In questa occasione è stato inaugurato il Murale un’opera visiva permanente creata per sensibilizzare la comunità sul tema della parità di genere e per rifiutare in modo netto ogni forma di violenza e stereotipo. L’evento ha riunito nel capoluogo campano delegazioni di studenti e studentesse provenienti da diverse regioni d’Italia. I giovani hanno condiviso i risultati dei percorsi formativi svolti all’interno dei rispettivi istituti scolastici durante l’anno.
IL PROGETTO DIFFERENZE 2.0 ARRIVA A NAPOLI
La presentazione della parete artistica ha rappresentato l’atto finale del progetto nazionale intitolato “Differenze 2.0”. L’iniziativa è stata promossa dall’ Unione Italiana Sport Per tutti (UISP) e ha ricevuto il finanziamento della Presidenza del Consiglio dei Ministri attraverso il Dipartimento per le Pari Opportunità, a valere sull’Avviso Violenza 2022.
Le giornate del 5 e 6 giugno 2026 hanno visto la partecipazione attiva di ragazzi provenienti da istituti superiori di Nuoro, Castrovillari, Forlì, Potenza, Enna e della Valle D’Itria. Insieme ai coetanei di Napoli, gli studenti hanno esposto i lavori, i laboratori e i progetti di comunicazione sviluppati nei mesi precedenti all’interno dei propri territori.

CHE COSA RAPPRESENTA IL MURALE DI PONTICELLI
Il Murale del Rispetto non è soltanto un intervento di riqualificazione visiva, ma costituisce una sintesi grafica dei percorsi di riflessione compiuti dagli studenti.

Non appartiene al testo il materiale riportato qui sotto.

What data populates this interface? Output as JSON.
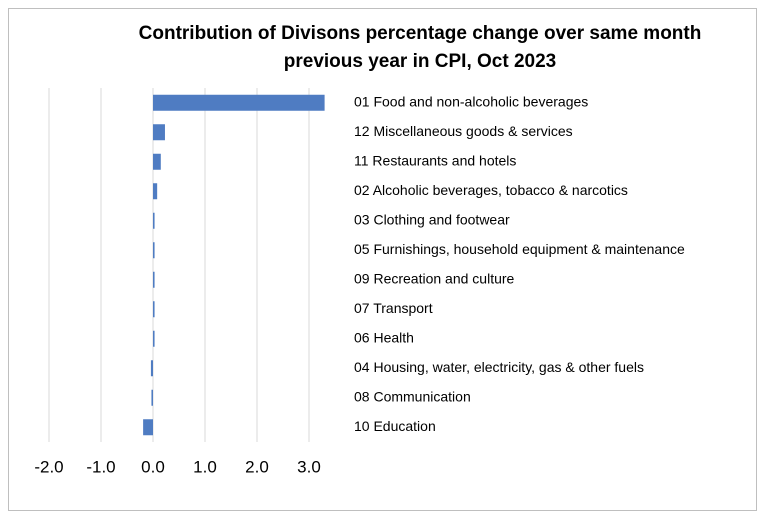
{
  "chart_data": {
    "type": "hbar",
    "title": "Contribution of Divisons percentage change over same month previous year in CPI, Oct 2023",
    "categories": [
      "01 Food and non-alcoholic beverages",
      "12 Miscellaneous goods & services",
      "11 Restaurants and hotels",
      "02 Alcoholic beverages, tobacco & narcotics",
      "03 Clothing and footwear",
      "05 Furnishings, household equipment & maintenance",
      "09 Recreation and culture",
      "07 Transport",
      "06 Health",
      "04 Housing, water, electricity, gas & other fuels",
      "08 Communication",
      "10 Education"
    ],
    "values": [
      3.3,
      0.23,
      0.15,
      0.08,
      0.03,
      0.03,
      0.03,
      0.03,
      0.03,
      -0.04,
      -0.03,
      -0.19
    ],
    "color": "#4f7cc2",
    "xlim": [
      -2.0,
      3.5
    ],
    "xticks": [
      {
        "value": -2,
        "label": "-2.0"
      },
      {
        "value": -1,
        "label": "-1.0"
      },
      {
        "value": 0,
        "label": "0.0"
      },
      {
        "value": 1,
        "label": "1.0"
      },
      {
        "value": 2,
        "label": "2.0"
      },
      {
        "value": 3,
        "label": "3.0"
      }
    ],
    "grid": true
  }
}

All’interno dell’opera sono stati integrati messaggi, concetti e illustrazioni elaborati dai ragazzi durante specifici incontri didattici guidati da psicologi ed esperti di comunicazione.
Accanto alla grande parete colorata, l’allestimento dell’istituto “Sannino De Cillis” include due elementi dal forte valore simbolico: la panchina rossa: simbolo riconosciuto della lotta contro i femminicidi. Le magliette bianche: indumenti che riportano i nomi delle donne vittime di violenza in Italia negli ultimi anni.

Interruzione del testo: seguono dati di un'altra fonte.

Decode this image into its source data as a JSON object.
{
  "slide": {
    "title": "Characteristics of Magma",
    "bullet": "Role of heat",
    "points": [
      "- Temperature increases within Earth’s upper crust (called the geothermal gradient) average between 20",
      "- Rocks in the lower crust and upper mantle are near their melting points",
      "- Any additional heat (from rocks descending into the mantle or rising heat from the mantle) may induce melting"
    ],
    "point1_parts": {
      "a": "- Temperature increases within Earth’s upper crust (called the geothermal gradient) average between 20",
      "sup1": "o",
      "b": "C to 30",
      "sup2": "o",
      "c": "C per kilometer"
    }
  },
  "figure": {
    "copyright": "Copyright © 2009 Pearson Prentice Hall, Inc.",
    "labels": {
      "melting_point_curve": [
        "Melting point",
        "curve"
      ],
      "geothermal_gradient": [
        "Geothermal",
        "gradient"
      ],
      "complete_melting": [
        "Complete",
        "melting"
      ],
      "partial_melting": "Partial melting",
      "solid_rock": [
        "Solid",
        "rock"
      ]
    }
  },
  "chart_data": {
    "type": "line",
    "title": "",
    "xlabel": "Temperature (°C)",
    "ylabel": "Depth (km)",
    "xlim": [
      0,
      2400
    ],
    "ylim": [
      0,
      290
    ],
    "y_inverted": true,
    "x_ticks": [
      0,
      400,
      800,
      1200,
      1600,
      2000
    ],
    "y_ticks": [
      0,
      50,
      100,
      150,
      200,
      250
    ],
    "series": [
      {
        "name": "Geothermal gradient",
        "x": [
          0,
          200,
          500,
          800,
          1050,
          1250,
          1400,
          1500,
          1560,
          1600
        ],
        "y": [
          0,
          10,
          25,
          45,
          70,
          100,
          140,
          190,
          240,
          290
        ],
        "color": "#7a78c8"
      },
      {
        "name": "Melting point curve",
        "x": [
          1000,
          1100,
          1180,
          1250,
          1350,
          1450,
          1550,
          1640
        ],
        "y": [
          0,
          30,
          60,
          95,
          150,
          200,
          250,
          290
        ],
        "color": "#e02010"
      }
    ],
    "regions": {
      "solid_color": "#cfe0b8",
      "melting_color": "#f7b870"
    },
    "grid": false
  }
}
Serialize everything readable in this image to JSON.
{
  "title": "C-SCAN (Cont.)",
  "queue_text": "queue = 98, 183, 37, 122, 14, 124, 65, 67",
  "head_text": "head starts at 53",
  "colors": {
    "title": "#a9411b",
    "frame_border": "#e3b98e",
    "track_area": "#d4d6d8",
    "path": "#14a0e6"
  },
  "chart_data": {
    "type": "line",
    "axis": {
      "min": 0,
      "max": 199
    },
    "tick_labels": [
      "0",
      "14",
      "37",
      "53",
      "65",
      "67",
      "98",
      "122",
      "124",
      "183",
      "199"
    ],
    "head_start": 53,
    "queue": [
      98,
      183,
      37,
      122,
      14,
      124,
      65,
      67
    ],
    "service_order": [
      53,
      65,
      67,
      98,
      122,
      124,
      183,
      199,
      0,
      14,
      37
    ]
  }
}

L’obiettivo dell’installazione è mantenere viva la memoria storica e stimolare un dibattito quotidiano tra gli studenti che frequentano i locali scolastici.
GLI STRUMENTI DIGITALI CREATI DAI GIOVANI
Il percorso educativo coordinato da UISP Nazionale si è sviluppato attraverso canali sia fisici sia digitali. Supportati da pedagogisti e professionisti del settore, i partecipanti hanno ideato e prodotto una serie di materiali informativi destinati ai social network e al web.
Tra i contenuti realizzati figurano serie di podcast, video testimonianze, cartoline informative, grafiche per caroselli digitali e adesivi tematici. Questa diversificazione di strumenti ha permesso ai giovani di tradurre concetti complessi legati ai diritti, all’inclusione e al superamento dei pregiudizi in un linguaggio accessibile ai propri coetanei, ampliando l’efficacia della campagna di sensibilizzazione.
L’esperienza di Ponticelli dimostra come la sinergia tra istituzioni, mondo associazionistico e istituti scolastici possa offrire risposte concrete alla necessità di educare le nuove generazioni al riconoscimento del valore della diversità e al rifiuto della violenza di genere.